Puisi: Kehilangan Mantra Sutardji (Karya Kurnia Effendi)

Puisi "Kehilangan Mantra Sutardji" mengajak pembaca untuk merenung tentang makna eksistensial dan spiritualitas. Penggunaan mantra, tauhid, ....
Kehilangan Mantra Sutardji


Mantra yang mengucap dirinya, di luar lidah dan gegilimu.

Tak ada lagi batas antara tanah dan air, kata dan syair, pisau dan luka, jerit dan darah, cakar dan kucing, cinta dan berahi, pemuda dan telur, amuk dan kapak!.

Blues yang terlepas dari harmonica, mencari-cari improvisasi

Gairah tauhid mengalirkan listrik pada tubuhmu. Alifbata membubung melampau sumber hujan. Alifbata menggali kubur hingga ke titik hancur. Alifbata memasang perangkap di gua-gua keramat. Dari aorta: darah dan doa terus menyembur.
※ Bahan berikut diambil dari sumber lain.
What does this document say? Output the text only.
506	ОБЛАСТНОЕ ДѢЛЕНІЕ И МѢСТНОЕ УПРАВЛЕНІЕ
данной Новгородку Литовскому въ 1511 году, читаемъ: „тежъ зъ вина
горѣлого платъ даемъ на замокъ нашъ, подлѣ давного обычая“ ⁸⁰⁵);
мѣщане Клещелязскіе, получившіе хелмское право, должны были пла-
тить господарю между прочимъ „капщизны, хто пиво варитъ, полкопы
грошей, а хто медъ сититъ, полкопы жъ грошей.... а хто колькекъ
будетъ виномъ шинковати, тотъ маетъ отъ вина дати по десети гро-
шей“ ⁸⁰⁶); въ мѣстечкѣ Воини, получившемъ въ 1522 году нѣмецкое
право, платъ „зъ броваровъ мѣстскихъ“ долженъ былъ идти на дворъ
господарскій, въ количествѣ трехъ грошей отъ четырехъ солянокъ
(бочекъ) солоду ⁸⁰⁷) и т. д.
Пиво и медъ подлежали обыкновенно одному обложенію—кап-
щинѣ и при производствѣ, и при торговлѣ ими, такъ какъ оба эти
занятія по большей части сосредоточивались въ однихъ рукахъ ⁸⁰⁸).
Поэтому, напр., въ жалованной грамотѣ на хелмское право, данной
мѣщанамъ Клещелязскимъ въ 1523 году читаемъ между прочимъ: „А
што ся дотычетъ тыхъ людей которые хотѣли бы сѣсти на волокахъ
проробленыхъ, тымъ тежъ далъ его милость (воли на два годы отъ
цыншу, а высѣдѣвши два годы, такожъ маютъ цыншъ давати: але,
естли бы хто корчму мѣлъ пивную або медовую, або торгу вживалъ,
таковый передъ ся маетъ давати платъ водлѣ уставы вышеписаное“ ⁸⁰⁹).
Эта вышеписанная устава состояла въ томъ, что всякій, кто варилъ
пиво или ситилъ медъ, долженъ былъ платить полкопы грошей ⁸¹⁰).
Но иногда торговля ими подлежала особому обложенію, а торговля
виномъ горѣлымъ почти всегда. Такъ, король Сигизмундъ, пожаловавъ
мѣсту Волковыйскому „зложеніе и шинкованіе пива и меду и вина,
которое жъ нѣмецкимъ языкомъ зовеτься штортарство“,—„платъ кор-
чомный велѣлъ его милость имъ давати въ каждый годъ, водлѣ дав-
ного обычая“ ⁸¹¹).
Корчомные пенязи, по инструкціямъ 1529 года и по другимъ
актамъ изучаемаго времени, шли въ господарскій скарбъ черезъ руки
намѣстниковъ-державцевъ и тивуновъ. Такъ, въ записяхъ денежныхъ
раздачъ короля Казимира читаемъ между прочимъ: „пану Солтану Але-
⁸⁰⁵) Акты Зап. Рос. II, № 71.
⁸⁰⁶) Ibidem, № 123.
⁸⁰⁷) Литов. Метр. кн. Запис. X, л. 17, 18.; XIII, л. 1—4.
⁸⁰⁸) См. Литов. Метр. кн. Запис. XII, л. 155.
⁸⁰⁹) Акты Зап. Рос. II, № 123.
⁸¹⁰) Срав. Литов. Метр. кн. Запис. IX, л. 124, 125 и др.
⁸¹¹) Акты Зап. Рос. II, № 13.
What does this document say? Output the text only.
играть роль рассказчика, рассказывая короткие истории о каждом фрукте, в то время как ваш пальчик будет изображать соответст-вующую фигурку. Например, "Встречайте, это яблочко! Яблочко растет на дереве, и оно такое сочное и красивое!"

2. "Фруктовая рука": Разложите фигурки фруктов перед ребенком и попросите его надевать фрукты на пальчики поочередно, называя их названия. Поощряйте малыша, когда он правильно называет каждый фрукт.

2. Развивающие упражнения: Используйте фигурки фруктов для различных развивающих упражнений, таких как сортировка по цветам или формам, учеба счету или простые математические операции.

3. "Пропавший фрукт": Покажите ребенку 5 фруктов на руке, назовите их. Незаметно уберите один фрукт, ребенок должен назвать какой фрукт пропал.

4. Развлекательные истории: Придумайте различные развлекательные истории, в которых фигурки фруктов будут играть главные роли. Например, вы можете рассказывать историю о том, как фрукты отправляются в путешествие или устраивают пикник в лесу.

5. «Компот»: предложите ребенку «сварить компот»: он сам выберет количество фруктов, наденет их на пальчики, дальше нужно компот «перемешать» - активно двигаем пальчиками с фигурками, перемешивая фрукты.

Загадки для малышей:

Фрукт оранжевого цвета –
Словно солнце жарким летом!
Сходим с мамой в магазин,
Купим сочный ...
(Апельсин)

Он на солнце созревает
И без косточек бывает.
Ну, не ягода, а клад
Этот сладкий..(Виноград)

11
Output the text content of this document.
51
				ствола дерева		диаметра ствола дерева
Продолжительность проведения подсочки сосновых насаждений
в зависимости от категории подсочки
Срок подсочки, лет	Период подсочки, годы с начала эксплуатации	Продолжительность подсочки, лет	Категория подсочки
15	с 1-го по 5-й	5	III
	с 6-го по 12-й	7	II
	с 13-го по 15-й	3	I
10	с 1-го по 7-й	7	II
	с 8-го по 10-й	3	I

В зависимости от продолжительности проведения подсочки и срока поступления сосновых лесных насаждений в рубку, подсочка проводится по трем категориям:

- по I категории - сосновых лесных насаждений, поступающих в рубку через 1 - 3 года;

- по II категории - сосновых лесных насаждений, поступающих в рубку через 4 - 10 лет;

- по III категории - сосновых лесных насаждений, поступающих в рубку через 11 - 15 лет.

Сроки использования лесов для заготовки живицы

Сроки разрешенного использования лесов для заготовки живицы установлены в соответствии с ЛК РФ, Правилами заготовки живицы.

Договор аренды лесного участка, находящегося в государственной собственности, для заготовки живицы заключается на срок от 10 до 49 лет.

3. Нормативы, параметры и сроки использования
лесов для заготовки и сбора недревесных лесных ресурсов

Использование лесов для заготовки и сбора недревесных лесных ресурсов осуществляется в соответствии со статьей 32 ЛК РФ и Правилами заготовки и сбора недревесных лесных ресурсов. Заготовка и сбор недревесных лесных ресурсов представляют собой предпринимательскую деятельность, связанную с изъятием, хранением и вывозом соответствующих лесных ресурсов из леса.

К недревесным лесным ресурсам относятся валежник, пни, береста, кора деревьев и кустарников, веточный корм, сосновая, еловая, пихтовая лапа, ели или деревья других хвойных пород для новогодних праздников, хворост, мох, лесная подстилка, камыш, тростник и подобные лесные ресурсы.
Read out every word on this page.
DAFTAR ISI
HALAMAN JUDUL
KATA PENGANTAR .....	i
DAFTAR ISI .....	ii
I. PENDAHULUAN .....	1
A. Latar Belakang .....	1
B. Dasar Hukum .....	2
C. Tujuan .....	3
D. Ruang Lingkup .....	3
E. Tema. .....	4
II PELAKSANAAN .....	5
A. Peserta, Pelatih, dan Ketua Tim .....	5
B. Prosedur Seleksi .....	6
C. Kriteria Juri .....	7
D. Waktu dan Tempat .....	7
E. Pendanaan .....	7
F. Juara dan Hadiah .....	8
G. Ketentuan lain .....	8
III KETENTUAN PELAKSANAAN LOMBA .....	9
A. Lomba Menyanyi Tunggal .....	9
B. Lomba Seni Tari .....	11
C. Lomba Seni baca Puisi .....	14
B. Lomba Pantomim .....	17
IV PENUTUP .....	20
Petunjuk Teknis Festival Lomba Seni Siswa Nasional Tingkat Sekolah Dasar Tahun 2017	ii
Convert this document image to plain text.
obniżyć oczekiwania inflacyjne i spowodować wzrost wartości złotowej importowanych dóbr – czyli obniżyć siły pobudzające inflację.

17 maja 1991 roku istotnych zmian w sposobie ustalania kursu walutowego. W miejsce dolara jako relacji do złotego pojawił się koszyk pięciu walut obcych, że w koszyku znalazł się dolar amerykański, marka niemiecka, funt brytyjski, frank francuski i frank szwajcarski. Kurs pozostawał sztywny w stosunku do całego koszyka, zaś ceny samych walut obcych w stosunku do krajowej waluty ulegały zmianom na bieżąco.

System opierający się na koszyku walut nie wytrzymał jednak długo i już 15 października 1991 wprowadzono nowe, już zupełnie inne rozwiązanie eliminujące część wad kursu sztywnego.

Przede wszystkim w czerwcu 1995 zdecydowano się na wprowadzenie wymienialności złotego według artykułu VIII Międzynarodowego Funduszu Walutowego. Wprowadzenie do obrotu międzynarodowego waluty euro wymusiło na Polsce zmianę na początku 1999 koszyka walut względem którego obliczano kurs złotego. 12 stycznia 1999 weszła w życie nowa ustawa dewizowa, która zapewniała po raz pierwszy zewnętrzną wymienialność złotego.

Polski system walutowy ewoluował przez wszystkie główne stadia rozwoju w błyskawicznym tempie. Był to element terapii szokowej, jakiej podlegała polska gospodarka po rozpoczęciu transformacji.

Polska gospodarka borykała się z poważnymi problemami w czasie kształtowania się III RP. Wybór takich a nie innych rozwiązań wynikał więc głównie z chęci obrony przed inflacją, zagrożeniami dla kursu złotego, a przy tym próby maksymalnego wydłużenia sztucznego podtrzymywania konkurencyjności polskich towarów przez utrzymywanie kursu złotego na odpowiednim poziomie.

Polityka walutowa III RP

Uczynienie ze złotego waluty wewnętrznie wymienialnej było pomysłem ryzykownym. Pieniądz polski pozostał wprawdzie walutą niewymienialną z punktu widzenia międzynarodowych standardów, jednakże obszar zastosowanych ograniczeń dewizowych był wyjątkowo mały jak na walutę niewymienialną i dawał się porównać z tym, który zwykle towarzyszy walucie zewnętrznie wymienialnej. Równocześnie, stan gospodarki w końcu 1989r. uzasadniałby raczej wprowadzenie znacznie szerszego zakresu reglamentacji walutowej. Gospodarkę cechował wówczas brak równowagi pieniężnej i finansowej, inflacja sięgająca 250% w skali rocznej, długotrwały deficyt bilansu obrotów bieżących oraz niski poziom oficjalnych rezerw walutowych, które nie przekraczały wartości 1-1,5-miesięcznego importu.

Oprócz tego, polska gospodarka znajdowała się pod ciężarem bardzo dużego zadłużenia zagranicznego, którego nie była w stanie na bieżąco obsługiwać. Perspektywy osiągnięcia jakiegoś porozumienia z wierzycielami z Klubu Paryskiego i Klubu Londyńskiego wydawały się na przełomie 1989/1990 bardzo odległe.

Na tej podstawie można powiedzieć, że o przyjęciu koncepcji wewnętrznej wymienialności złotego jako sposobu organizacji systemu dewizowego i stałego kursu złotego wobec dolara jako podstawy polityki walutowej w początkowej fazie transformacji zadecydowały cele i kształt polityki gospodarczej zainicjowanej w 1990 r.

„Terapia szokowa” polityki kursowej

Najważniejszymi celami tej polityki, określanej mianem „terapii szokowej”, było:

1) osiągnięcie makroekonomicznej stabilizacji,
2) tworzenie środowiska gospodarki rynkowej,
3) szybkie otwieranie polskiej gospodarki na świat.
O, mantra merapal dirinya, menghapus seluruh permohonan. Mengeja dari kanan ke kiri.

Dan satu demi satu huruf gugur.

Jakarta, 2018

Analisis Puisi:
Puisi "Kehilangan Mantra Sutardji" karya Kurnia Effendi merupakan karya yang kaya simbol dan mendalam, menciptakan suasana yang misterius dan penuh refleksi.

Mantra sebagai Pencarian Makna: Mantra di sini tidak hanya diartikan sebagai rangkaian kata-kata yang diucapkan untuk efek spiritual, tetapi juga sebagai representasi dari upaya manusia mencari makna dalam kehidupan. Puisi membuka dengan konsep mantra yang mencoba mencapai pemahaman mendalam tentang realitas.

Peleburan Batas: Puisi ini mengekspresikan konsep peleburan batas yang sangat kuat. Tidak hanya batas fisik seperti antara tanah dan air, tetapi juga batas-batas abstrak seperti antara cinta dan berahi, jerit dan darah. Peleburan ini menciptakan suasana kekacauan dan kehancuran.

Imaginasi dan Improvisasi: Ada penekanan pada kebebasan dalam improvisasi dan eksplorasi, terutama melalui gambaran blues yang terlepas dari harmonika. Hal ini dapat diartikan sebagai seruan untuk membebaskan diri dari keterbatasan dan norma-norma yang mengikat, mencari kreativitas melalui ekspresi improvisatif.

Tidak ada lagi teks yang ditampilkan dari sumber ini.